22 Apr 2022 - {{hitsCtrl.values.hits}}
The industrial production in February has endured the troubles in the macro-economy, which caused authorities to impose daily power cuts from around the mid part of the month, although the index reflects the brewing challenges underlying the sector.
According to the Industrial Production Index (IIP) released this week by the Department of Census and Statistics, the index reported 101.4 index points for the month February, up 2.3 percent from a year ago.
The changes in the index measured on a monthly basis have gained only 0.2 percent to 103.8 index points from 103.6 index points in January in an early reflection of the decelerating industrial activity in the country before things started to further slowdown in the face of longer daily power cuts, forex troubles and shortages in key commodities.

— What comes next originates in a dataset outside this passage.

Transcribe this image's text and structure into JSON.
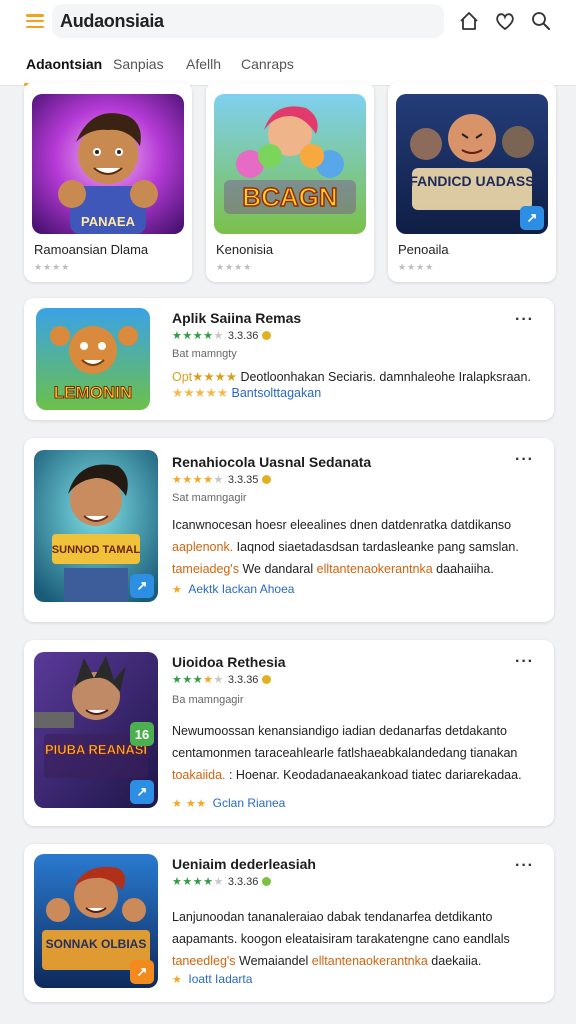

The IIP reflects the manufacturing firepower and provides a proxy for the economy.
Among few of the key sub-categories in the index, food, which typically shows resilience, declined both annually and monthly while the beverages did pretty well in the two periods.
While the textiles expanded, the manufacturing of wearing apparels contracted compared to a year ago and a month ago levels ahead of the seasonal demand that kicked in from the following month.
But the Purchasing Managers’ Index (PMI) for March showed that garment manufacturers had ramped up their production but the staff issues have prevailed amid disruptions from power cuts. Unlike the PMI, which is released in less than three weeks since the end of the month, IIP is a far lagging indicator, which typically takes more than 45 days to be published.
Meanwhile, the manufacturing of coke and refined petroleum products expanded while the rubber and plastic products manufacturing followed suit.
The industrial sector, sans the export-oriented ones could confront a prolonged slowdown starting from April as the manufacturing conditions are getting tightened with the rising borrowing costs, absence of liquidity and decline in demand with the sharp increase in inflation.
The current monetary and fiscal policies are also aimed at achieving some form of a slowdown in production although it is yet to be seen if that is the remedy for the current economic malaise.